The new study tested eight male cyclists under different experimental conditions: One round of testing was done with the cyclists in a “fed” state, meaning they’d had breakfast at 6 a.m. then started the experiment at 8 a.m. Another round of testing was done with the cyclists in a “fasted” state (they had an 8 p.m. dinner and a 12-hour fast before the 8 a.m. experiment). The last round of testing put the cyclists in a “depleted” state; they did a 6 p.m. workout consisting of 90 minutes of high-intensity cycling and six intervals of one minute of hard riding with one minute of rest, followed by a very-low-carb dinner at 8 p.m., and then a 12-hour fast until the experiment at 8 a.m.
For the experimental trial, cyclists in each condition (fed, fasted, and depleted) completed 30 minutes of hard cycling and a 20km cycling time-trial with periodic carb-rinsing or rinsing with a placebo.
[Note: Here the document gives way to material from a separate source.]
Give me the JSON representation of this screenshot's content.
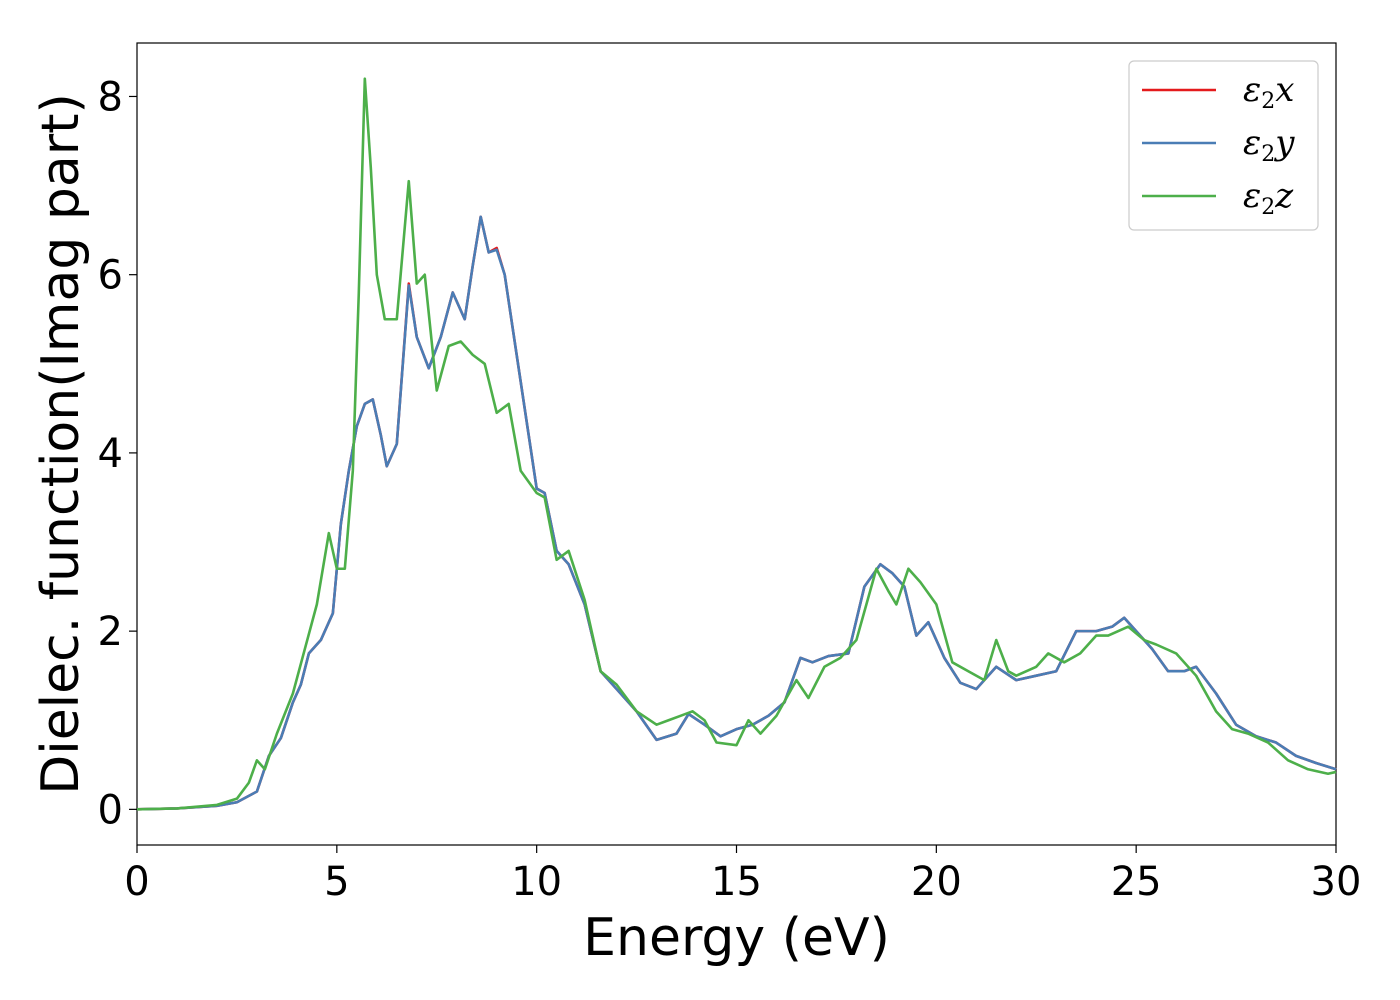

The overall results were consistent with previous studies that showed carb-rinsing was most effective when energy stores were drastically reduced. When cyclists were in a fed state, the carb-rinsing didn’t have a significant effect on the time-trial times (both placebo and carb-rinse trail times were around 41 minutes). When they were in a fasted state, it had a slight benefit (placebo rinse times averaged about 43 minutes, while carb-rinse times averaged 41 minutes). And when cyclists were in a depleted state, there was a significant benefit (placebo rinse times averaged 48 minutes, while carb-rinse times averaged 44 minutes). The study also found, by monitoring the cyclists’ quads with an EMG sensor, that muscle activity is reduced when they were in the depleted condition, but it was counteracted by carb-rinsing.
Why the heck does that work? Researchers believe that carb-rinsing tricks your brain into thinking more fuel is heading toward your muscles, and either convinces them to work harder or transmits signals to them more efficiently.
It’s worth noting that even with carb-rinsing, the time-trial times were worse at a depleted and fasted state than in a fed state, proving that if you have the opportunity to fuel properly, you should. Also, these positive effects are only seen when your body is seriously depleted. Chances are, you’re not going into a workout without having eaten in 12 hours. And, if it’s available to you, it’s just as easy (and better for you!) to actually swallow the sports drink if your body needs it that desperately.
However, carb-rinsing can come in handy. Other studies show that carb consumption during intense exercise can cause all sorts of GI distress, meaning swishing and spitting can be a good alternative when you’re powering though a long race (like a marathon, triathlon, or lengthy cycling race) but can’t stomach eating carbs from food, chews, or goos.